Arias sigue preso porque la Fiscalía considera que es un peligro para la sociedad. Fiscalía sorda -y no hay peor sordo que el que no quiere oír- a los conceptos de Jairo Salgado, Procurador, quien afirmó que no existen argumentos en contra del exministro, procesado por su actuar frente a Agro Ingreso Seguro, AIS. Salgado también resaltó que cinco testimonios indican que Arias en ningún momento intentó presionarlos para que cambiasen su versión de los hechos y que, por lo tanto, no existe obstrucción a la justicia.

Arias, con dolor, sólo pide que le dejen defenderse en libertad y que el Fiscal Montealegre intervenga para que acabe con la persecución demencial en su contra. Y destaca el distinto rasero aplicado a él y a los guerrilleros que están en La Habana. ¿No ha de tener dolor quien lleva 21 meses en prisión, sin que le ampare la presunción de inocencia a que tiene derecho? Son 21 meses separado de su esposa y sus dos pequeños hijos, en años cruciales para la formación infantil. Que Arias esté preso es injusto e inhumano. Además porque, según su abogado defensor, no se relacionó a Arias con las irregularidades en la entrega de subsidios agrícolas, después de la práctica de pruebas y testigos presentados ante la Corte Suprema de Justicia.

José Crisanto Gómez supo por los medios de comunicación, (sigue la justicia mediática), que la Sala Penal del Tribunal Superior de Villavicencio lo condenó a 33 años de cárcel. Hasta ahora, Gómez tenía un fallo absolutorio del Juzgado Cuarto Penal del Circuito de Villavicencio. Con razón está escondido, y dice tener temor por las amenazas de las Farc y el poder de la Fiscalía. Y pide "solidaridad del pueblo, ya que no tengo la solidaridad del Estado ni de la Justicia". Con razón pide también a las Farc que digan la verdad y que reconozcan que ellos "son los que han destruido nuestro hogar y la vida de siete niños inocentes".

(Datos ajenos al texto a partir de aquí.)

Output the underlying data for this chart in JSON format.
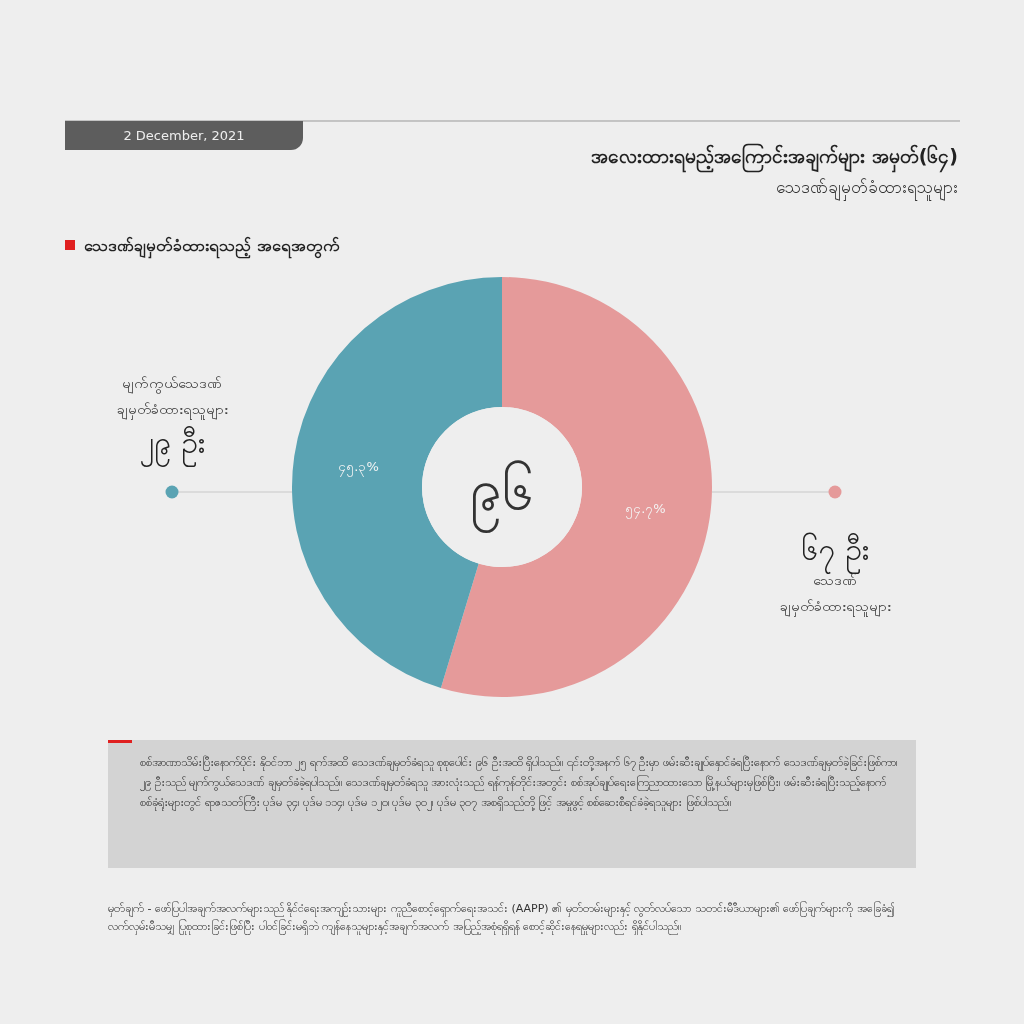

Hay que ponerse en la piel de las personas que viven en zonas guerrilleras porque son obligados a colaborar. Si no lo hacen, la muerte es el escenario más posible. Creo que la mayoría no son simpatizantes de los grupos insurgentes, pero están entre la espada y la pared.

Mientras muchos que han cometido delitos de lesa humanidad gozan de los buenos aires habaneros, Andrés Felipe Arias y Crisanto Gómez enfrentan terribles injusticias.

PD: Recuerdo que quien escribe tiene un crédito de 82 millones de pesos con el Banco Agrario y que cuando lo tomó no sabía que dicho crédito estaba englobado en AIS. También que el Gómez de Crisanto nada tiene que ver con el mío.

Por salir del país, esta columna dejará de aparecer durante el mes de mayo.